We write to you on behalf of our client referred to above. They need temporary material assistance.

Our client is currently: (select only what is relevant and delete the rest BEFORE printing)

  • Awaiting permanent aid
  • Medically unfit to undertake remunerative work. This has been the case for a period less than 6 months
  • Entitled to maintenance from a person obliged to pay maintenance
  • A member of a household of which the breadwinner is deceased and insufficient means are available
  • A member of a household of which the breadwinner has been admitted to an institution for less than 6 months
  • Affected by a disaster or emergency, although the area of the community in which they live has not yet been declared as a disaster area
  • Not receiving assistance from any other organisation
  • Appealing the suspension of their grant
  • Not a member of a household that is already receiving social assistance
  • Entitled to relief in terms of the regulations that state a person may be granted relief in exceptional circumstances.

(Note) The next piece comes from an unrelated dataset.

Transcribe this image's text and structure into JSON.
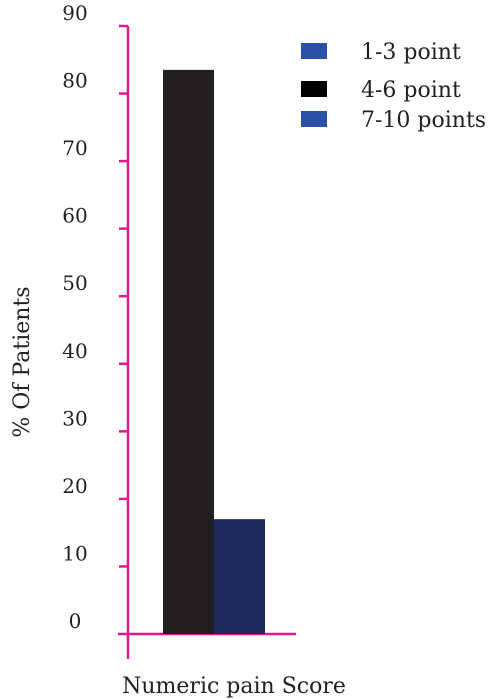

It would be appreciated if you could assist our client in the application for this alleviation grant by ensuring that their application gets processed speedily. They are in serious need of social assistance and this would ensure that their difficult circumstances are not prolonged.

Should you decide not to grant our client a Social Relief of Distress Grant, kindly provide written reasons for such refusal.

We look forward to your cooperation.